Braemore may have Finnish suitor

posted on Jun 18, 2009 01:28AM

http://www.miningmx.com/news/platinu...





Braemore may have Finnish suitor

Brendan Ryan | Wed, 17 Jun 2009 12:12
[miningmx.com] -- PLATINUM and nickel producer Braemore Resources is in talks which could lead to an offer being made for the company. Market sources reckon the buyer could be Finnish refining group Ruukki.

Braemore CEO Leon Coetzer was not immediately available for comment.

The company said in a statement released on Wednesday in response to “recent volatility in the share price of the company” that it confirmed Braemore was “in discussions with a third party that may or may not lead to an offer being made for the company”.

On London’s AIM market the Braemore share price dropped from about 7 pence in mid-May to about 4.45p before jumping to 5.95p on Tuesday. This earned it a “speeding ticket” from the stock exchange authorities, resulting in Wednesday's cautionary announcement.

Ruukki’s strategy is to focus on “end products with a high degree of refining”. The group announced in 2008 it was looking at potential expansion into southern Africa because “this area holds the largest chrome ore reserves in the world.

"Specialisation in other speciality metals and alloys is also a possibility.”

Ruukki is in the process of buying Mogale Alloys for R2bn and made the first payment of R1.2bn at the end of May.

Mogale produces a range of alloys from its Krugersdorp plant including charge chrome, chromium-nickel alloy and silico-manganese. Mogale’s production is marketed through JSE-listed Metmar, which also owned an effective 11.8% shareholding in Mogale.

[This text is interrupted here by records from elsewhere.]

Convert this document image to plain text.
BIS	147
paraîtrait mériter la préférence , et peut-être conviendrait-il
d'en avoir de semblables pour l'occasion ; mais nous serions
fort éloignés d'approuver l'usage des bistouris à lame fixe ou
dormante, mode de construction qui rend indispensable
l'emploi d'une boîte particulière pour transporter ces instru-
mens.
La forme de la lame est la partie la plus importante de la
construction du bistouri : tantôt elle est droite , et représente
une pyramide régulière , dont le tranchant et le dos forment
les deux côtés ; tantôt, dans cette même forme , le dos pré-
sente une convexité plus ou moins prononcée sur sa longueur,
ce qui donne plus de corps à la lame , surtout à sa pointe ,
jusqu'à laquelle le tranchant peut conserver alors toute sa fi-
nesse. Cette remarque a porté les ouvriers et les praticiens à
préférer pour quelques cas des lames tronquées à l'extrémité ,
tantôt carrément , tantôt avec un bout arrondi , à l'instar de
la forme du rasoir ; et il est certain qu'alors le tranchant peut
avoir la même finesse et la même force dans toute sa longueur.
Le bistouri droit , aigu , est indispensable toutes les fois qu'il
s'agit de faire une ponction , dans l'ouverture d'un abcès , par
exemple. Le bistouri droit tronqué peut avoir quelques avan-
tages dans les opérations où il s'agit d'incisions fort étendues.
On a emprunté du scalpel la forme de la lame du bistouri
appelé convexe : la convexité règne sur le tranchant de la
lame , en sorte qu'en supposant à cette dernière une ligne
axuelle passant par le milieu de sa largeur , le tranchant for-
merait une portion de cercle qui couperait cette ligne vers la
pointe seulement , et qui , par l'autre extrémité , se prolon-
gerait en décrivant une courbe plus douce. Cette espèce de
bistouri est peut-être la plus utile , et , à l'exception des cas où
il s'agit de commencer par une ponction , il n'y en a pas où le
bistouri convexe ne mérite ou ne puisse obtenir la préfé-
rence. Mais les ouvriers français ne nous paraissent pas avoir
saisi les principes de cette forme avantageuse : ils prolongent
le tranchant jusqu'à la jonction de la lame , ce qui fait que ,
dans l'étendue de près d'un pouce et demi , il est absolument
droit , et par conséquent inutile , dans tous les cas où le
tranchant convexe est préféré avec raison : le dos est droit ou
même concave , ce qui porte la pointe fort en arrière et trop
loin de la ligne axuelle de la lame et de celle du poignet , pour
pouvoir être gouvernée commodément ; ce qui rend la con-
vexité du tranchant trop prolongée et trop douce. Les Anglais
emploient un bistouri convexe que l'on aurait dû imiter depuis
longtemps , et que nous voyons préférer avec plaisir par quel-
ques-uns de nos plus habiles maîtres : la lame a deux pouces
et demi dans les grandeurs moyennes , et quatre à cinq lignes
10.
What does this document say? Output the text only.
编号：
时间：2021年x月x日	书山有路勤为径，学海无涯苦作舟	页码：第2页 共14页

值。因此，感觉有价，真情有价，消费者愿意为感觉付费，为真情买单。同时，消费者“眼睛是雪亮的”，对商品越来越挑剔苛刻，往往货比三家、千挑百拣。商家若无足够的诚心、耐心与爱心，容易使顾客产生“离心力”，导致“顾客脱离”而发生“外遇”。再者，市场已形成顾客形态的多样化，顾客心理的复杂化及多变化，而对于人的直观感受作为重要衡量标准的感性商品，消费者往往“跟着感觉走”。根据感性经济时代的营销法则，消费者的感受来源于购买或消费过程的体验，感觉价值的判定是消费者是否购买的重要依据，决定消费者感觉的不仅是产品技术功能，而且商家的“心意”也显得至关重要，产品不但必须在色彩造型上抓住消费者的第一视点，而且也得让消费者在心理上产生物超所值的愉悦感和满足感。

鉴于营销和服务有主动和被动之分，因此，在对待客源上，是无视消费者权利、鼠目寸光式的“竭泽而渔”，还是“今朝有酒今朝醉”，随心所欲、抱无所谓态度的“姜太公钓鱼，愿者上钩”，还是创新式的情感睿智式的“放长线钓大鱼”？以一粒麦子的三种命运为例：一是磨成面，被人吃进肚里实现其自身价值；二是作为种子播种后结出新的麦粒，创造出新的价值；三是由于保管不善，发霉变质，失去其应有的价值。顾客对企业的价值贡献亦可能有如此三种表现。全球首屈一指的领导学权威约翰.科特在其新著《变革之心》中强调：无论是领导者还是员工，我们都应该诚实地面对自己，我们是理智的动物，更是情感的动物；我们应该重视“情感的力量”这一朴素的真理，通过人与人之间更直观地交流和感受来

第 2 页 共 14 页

Braemore would appear to fit Ruukki’s strategic business requirements because of the revolutionary ConRoast technology it has licensed from SA research institution Mintek for the treatment of platinum group metal (PGM) ores.

The particular attraction of the ConRoast process is that it can treat PGM ores with high concentrations of chrome.

The technology could be strategically vital for the SA platinum industry’s future, which will have to source greater volumes of its production from the chrome-rich UG2 Reef instead of the Merensky Reef it has largely exploited until now.

High chrome levels pose a serious danger in the smelting process and have resulted in a number of furnace failures. The latest of these has just been reported by Lonmin.

Braemore has been successfully running a 3.2MW smelter at Mintek’s Randburg site and is now looking at commissioning an associated hydrometallurgical refining process.

This will separate PGMs from associated base metal byproducts such as copper and nickel to produce a high value PGM concentrate which can be sent for direct processing at PGM refineries.

Braemore also intends building a separate 5MW to 10MW ConRoast smelter, which it hopes to use as a lever to gain greater equity exposure to the platinum sector. So far it has signed up one customer, Jubilee Platinum , to use the technology.

Should Braemore be taken over, it will be the latest development in the ongoing consolidation of the SA platinum sector after Aquarius Platinum’s takeover of Ridge Mining.